Reliable perception of highly changing environments: implementations for car-to-pedestrian collision avoidance systems

摘要

Robots have been given sophisticated ”eyes” to make them ”see” and understand their environments. These eyes (cameras, ladars, sonars, radars, etc...) collect a huge amount of data that need to be correctly processed to be useful. Processing this information is what a perception system is intended to perform. For almost half a century now, various perception algorithms have been proposed to tackle one or several of the underlying issues that arise when addressing the perception problem. Well known tracking, detection, mapping, localization and classification algorithms can consequently be combined to design complete perception algorithms that work well for a given application in most situations. The problem is that some real world applications (autonomous driving, etc...) require perception systems that do better than working well in most situations. An autonomous vehicle driving in a crowded urban center would need indeed to be equipped with a perception system that works well in every situation.

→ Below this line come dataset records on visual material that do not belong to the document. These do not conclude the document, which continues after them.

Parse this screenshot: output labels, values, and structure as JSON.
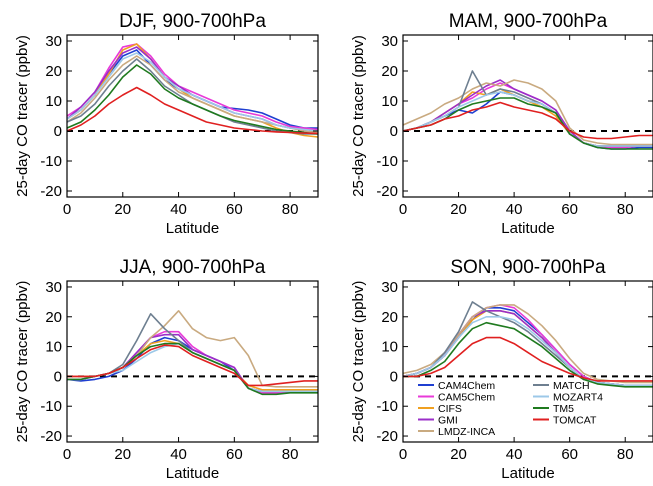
{
  "legend": {
    "entries": [
      {
        "name": "CAM4Chem",
        "color": "#1f3fd1"
      },
      {
        "name": "CAM5Chem",
        "color": "#e83ad8"
      },
      {
        "name": "CIFS",
        "color": "#f0a020"
      },
      {
        "name": "GMI",
        "color": "#9b2fc9"
      },
      {
        "name": "LMDZ-INCA",
        "color": "#c9aa80"
      },
      {
        "name": "MATCH",
        "color": "#6e7f90"
      },
      {
        "name": "MOZART4",
        "color": "#9cc8e8"
      },
      {
        "name": "TM5",
        "color": "#1f7a1f"
      },
      {
        "name": "TOMCAT",
        "color": "#e02020"
      }
    ]
  },
  "chart_data": [
    {
      "type": "line",
      "title": "DJF, 900-700hPa",
      "xlabel": "Latitude",
      "ylabel": "25-day CO tracer (ppbv)",
      "xlim": [
        0,
        90
      ],
      "ylim": [
        -22,
        32
      ],
      "xticks": [
        0,
        20,
        40,
        60,
        80
      ],
      "yticks": [
        -20,
        -10,
        0,
        10,
        20,
        30
      ],
      "zero_line": "dashed",
      "x": [
        0,
        5,
        10,
        15,
        20,
        25,
        30,
        35,
        40,
        45,
        50,
        55,
        60,
        65,
        70,
        75,
        80,
        85,
        90
      ],
      "series": [
        {
          "name": "CAM4Chem",
          "values": [
            4,
            7,
            12,
            19,
            25,
            27,
            22,
            17,
            14,
            12,
            10,
            8,
            7.5,
            7,
            6,
            4,
            2,
            1,
            1
          ]
        },
        {
          "name": "CAM5Chem",
          "values": [
            5,
            8,
            13,
            21,
            28,
            29,
            25,
            19,
            15,
            13,
            11,
            9,
            7,
            6,
            5,
            3,
            1.5,
            1,
            0.5
          ]
        },
        {
          "name": "CIFS",
          "values": [
            4,
            7,
            12,
            19,
            27,
            29,
            24,
            18,
            14,
            11,
            9,
            7,
            5,
            4,
            3,
            1,
            -0.5,
            -1.5,
            -2
          ]
        },
        {
          "name": "GMI",
          "values": [
            4,
            8,
            13,
            20,
            26,
            28,
            24,
            18,
            15,
            12,
            10,
            8,
            6,
            5,
            4,
            2,
            1,
            0.5,
            0
          ]
        },
        {
          "name": "LMDZ-INCA",
          "values": [
            3,
            6,
            11,
            17,
            22,
            25,
            22,
            17,
            13,
            11,
            9,
            7,
            5,
            4,
            3,
            2,
            1,
            0,
            -0.5
          ]
        },
        {
          "name": "MATCH",
          "values": [
            3,
            5,
            9,
            15,
            20,
            24,
            20,
            15,
            12,
            9,
            7,
            5,
            3,
            2,
            1,
            0,
            -0.5,
            -1,
            -1
          ]
        },
        {
          "name": "MOZART4",
          "values": [
            4,
            7,
            12,
            18,
            24,
            26,
            23,
            18,
            14,
            12,
            10,
            8,
            6,
            5,
            4,
            2,
            1,
            0.5,
            0
          ]
        },
        {
          "name": "TM5",
          "values": [
            1,
            3,
            7,
            12,
            18,
            22,
            19,
            14,
            11,
            9,
            7,
            5,
            3.5,
            2.5,
            1.5,
            0.5,
            0,
            -0.5,
            -1
          ]
        },
        {
          "name": "TOMCAT",
          "values": [
            0,
            2,
            5,
            9,
            12,
            14.5,
            12,
            9,
            7,
            5,
            3,
            2,
            1,
            0.5,
            0,
            -0.3,
            -0.5,
            -0.7,
            -0.8
          ]
        }
      ]
    },
    {
      "type": "line",
      "title": "MAM, 900-700hPa",
      "xlabel": "Latitude",
      "ylabel": "25-day CO tracer (ppbv)",
      "xlim": [
        0,
        90
      ],
      "ylim": [
        -22,
        32
      ],
      "xticks": [
        0,
        20,
        40,
        60,
        80
      ],
      "yticks": [
        -20,
        -10,
        0,
        10,
        20,
        30
      ],
      "zero_line": "dashed",
      "x": [
        0,
        5,
        10,
        15,
        20,
        25,
        30,
        35,
        40,
        45,
        50,
        55,
        60,
        65,
        70,
        75,
        80,
        85,
        90
      ],
      "series": [
        {
          "name": "CAM4Chem",
          "values": [
            0,
            1,
            3,
            5,
            7,
            6,
            9,
            13,
            12,
            10,
            9,
            6,
            -1,
            -4,
            -5.5,
            -6,
            -6,
            -5.5,
            -5.5
          ]
        },
        {
          "name": "CAM5Chem",
          "values": [
            0,
            1,
            3,
            6,
            9,
            11,
            14,
            16,
            14,
            12,
            10,
            7,
            -1,
            -4,
            -5,
            -5.5,
            -5.5,
            -5,
            -5
          ]
        },
        {
          "name": "CIFS",
          "values": [
            0,
            1,
            3,
            6,
            9,
            13,
            12,
            14,
            12,
            10,
            8,
            5,
            -1,
            -4,
            -5,
            -5,
            -5,
            -5,
            -5
          ]
        },
        {
          "name": "GMI",
          "values": [
            0,
            1,
            3,
            6,
            9,
            12,
            15,
            17,
            14,
            12,
            10,
            7,
            0,
            -4,
            -5,
            -5,
            -5,
            -5,
            -5
          ]
        },
        {
          "name": "LMDZ-INCA",
          "values": [
            2,
            4,
            6,
            9,
            11,
            14,
            16,
            15,
            17,
            16,
            14,
            10,
            1,
            -3,
            -4,
            -4.5,
            -4.5,
            -4.5,
            -4.5
          ]
        },
        {
          "name": "MATCH",
          "values": [
            0,
            1,
            3,
            5,
            8,
            20,
            12,
            14,
            13,
            11,
            9,
            6,
            -1,
            -4,
            -5,
            -5,
            -5,
            -5,
            -5
          ]
        },
        {
          "name": "MOZART4",
          "values": [
            0,
            1,
            3,
            5,
            8,
            10,
            12,
            13,
            12,
            10,
            9,
            6,
            -1,
            -4,
            -5,
            -5,
            -5,
            -5,
            -5
          ]
        },
        {
          "name": "TM5",
          "values": [
            0,
            1,
            2,
            4,
            7,
            9,
            10,
            11,
            11,
            9,
            8,
            6,
            -1,
            -4,
            -5.5,
            -6,
            -6,
            -6,
            -6
          ]
        },
        {
          "name": "TOMCAT",
          "values": [
            0,
            1,
            2,
            4,
            5,
            7,
            8,
            9.5,
            8,
            7,
            6,
            4,
            0,
            -2,
            -2.5,
            -2.5,
            -2,
            -1.5,
            -1.5
          ]
        }
      ]
    },
    {
      "type": "line",
      "title": "JJA, 900-700hPa",
      "xlabel": "Latitude",
      "ylabel": "25-day CO tracer (ppbv)",
      "xlim": [
        0,
        90
      ],
      "ylim": [
        -22,
        32
      ],
      "xticks": [
        0,
        20,
        40,
        60,
        80
      ],
      "yticks": [
        -20,
        -10,
        0,
        10,
        20,
        30
      ],
      "zero_line": "dashed",
      "x": [
        0,
        5,
        10,
        15,
        20,
        25,
        30,
        35,
        40,
        45,
        50,
        55,
        60,
        65,
        70,
        75,
        80,
        85,
        90
      ],
      "series": [
        {
          "name": "CAM4Chem",
          "values": [
            -1,
            -1.5,
            -1,
            0,
            2,
            6,
            11,
            13,
            12,
            9,
            7,
            5,
            2,
            -4,
            -5.5,
            -5.5,
            -5,
            -4.5,
            -4.5
          ]
        },
        {
          "name": "CAM5Chem",
          "values": [
            -1,
            -1,
            0,
            1,
            3,
            8,
            13,
            15,
            15,
            10,
            7,
            5,
            3,
            -4,
            -5.5,
            -5.5,
            -5,
            -5,
            -5
          ]
        },
        {
          "name": "CIFS",
          "values": [
            0,
            0,
            0,
            1,
            3,
            7,
            11,
            12,
            11,
            8,
            6,
            4,
            2,
            -3,
            -4.5,
            -4.5,
            -4.5,
            -4.5,
            -4.5
          ]
        },
        {
          "name": "GMI",
          "values": [
            -1,
            -1,
            0,
            1,
            3,
            8,
            13,
            14,
            14,
            9,
            7,
            5,
            3,
            -4,
            -5,
            -5,
            -5,
            -5,
            -5
          ]
        },
        {
          "name": "LMDZ-INCA",
          "values": [
            0,
            0,
            0,
            1,
            3,
            7,
            13,
            17,
            22,
            16,
            13,
            12,
            13,
            7,
            -3,
            -3.5,
            -3.5,
            -3.5,
            -3.5
          ]
        },
        {
          "name": "MATCH",
          "values": [
            -1,
            -1,
            0,
            1,
            4,
            12,
            21,
            16,
            12,
            8,
            6,
            4,
            2,
            -4,
            -5,
            -5,
            -5,
            -5,
            -5
          ]
        },
        {
          "name": "MOZART4",
          "values": [
            -1,
            -1,
            0,
            1,
            2,
            5,
            8,
            10,
            11,
            8,
            6,
            4,
            2,
            -4,
            -5,
            -5,
            -5,
            -5,
            -5
          ]
        },
        {
          "name": "TM5",
          "values": [
            -1,
            -1,
            0,
            1,
            3,
            7,
            10,
            11,
            11,
            8,
            6,
            4,
            2,
            -4,
            -6,
            -6,
            -5.5,
            -5.5,
            -5.5
          ]
        },
        {
          "name": "TOMCAT",
          "values": [
            0,
            0,
            0,
            1,
            3,
            6,
            9,
            10.5,
            10,
            7,
            5,
            3,
            1,
            -3,
            -3,
            -2.5,
            -2,
            -1.5,
            -1.5
          ]
        }
      ]
    },
    {
      "type": "line",
      "title": "SON, 900-700hPa",
      "xlabel": "Latitude",
      "ylabel": "25-day CO tracer (ppbv)",
      "xlim": [
        0,
        90
      ],
      "ylim": [
        -22,
        32
      ],
      "xticks": [
        0,
        20,
        40,
        60,
        80
      ],
      "yticks": [
        -20,
        -10,
        0,
        10,
        20,
        30
      ],
      "zero_line": "dashed",
      "x": [
        0,
        5,
        10,
        15,
        20,
        25,
        30,
        35,
        40,
        45,
        50,
        55,
        60,
        65,
        70,
        75,
        80,
        85,
        90
      ],
      "series": [
        {
          "name": "CAM4Chem",
          "values": [
            0,
            1,
            3,
            7,
            13,
            19,
            23,
            23,
            22,
            18,
            14,
            9,
            4,
            0,
            -2,
            -2.5,
            -3,
            -3,
            -3
          ]
        },
        {
          "name": "CAM5Chem",
          "values": [
            0,
            1,
            3,
            7,
            14,
            20,
            23,
            24,
            23,
            19,
            14,
            9,
            4,
            0,
            -2,
            -2.5,
            -3,
            -3,
            -3
          ]
        },
        {
          "name": "CIFS",
          "values": [
            0,
            1,
            3,
            7,
            13,
            19,
            22,
            22,
            21,
            17,
            13,
            8,
            3,
            -1,
            -2,
            -2.5,
            -3,
            -3,
            -3
          ]
        },
        {
          "name": "GMI",
          "values": [
            0,
            1,
            3,
            7,
            14,
            20,
            22,
            22,
            21,
            17,
            13,
            8,
            3,
            -1,
            -2,
            -2.5,
            -3,
            -3,
            -3
          ]
        },
        {
          "name": "LMDZ-INCA",
          "values": [
            1,
            2,
            4,
            8,
            14,
            20,
            23,
            24,
            24,
            21,
            17,
            12,
            6,
            1,
            -1,
            -1.5,
            -2,
            -2,
            -2
          ]
        },
        {
          "name": "MATCH",
          "values": [
            0,
            1,
            3,
            8,
            15,
            25,
            22,
            20,
            18,
            15,
            11,
            7,
            3,
            -1,
            -2,
            -2.5,
            -3,
            -3,
            -3
          ]
        },
        {
          "name": "MOZART4",
          "values": [
            0,
            1,
            3,
            7,
            13,
            18,
            20,
            20,
            19,
            16,
            12,
            8,
            3,
            -1,
            -2,
            -2.5,
            -3,
            -3,
            -3
          ]
        },
        {
          "name": "TM5",
          "values": [
            0,
            0,
            2,
            5,
            11,
            16,
            18,
            17,
            16,
            13,
            10,
            6,
            2,
            -1,
            -2.5,
            -3,
            -3.5,
            -3.5,
            -3.5
          ]
        },
        {
          "name": "TOMCAT",
          "values": [
            0,
            0,
            1,
            3,
            7,
            11,
            13,
            13,
            11,
            8,
            5,
            3,
            1,
            -0.5,
            -1.5,
            -1.5,
            -1.5,
            -1.5,
            -1.5
          ]
        }
      ]
    }
  ]
}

This dissertation addresses the specific problem of perception systems reliability when confronted to highly changing dense environment. First a detailed analysis of the fundamental limitations undermining the performances of existing approaches is given. Then an original approach - based on a unified grid-based formulation of the five perceptual subproblems - is proposed and proves to be capable of solving issues that most existing systems cannot solve. The relevance of this analysis and the experimental validity of the proposed approach is assessed through an experimental comparison of two fully detailed original perception systems specifically designed for pedestrian detection purposes in urban environments.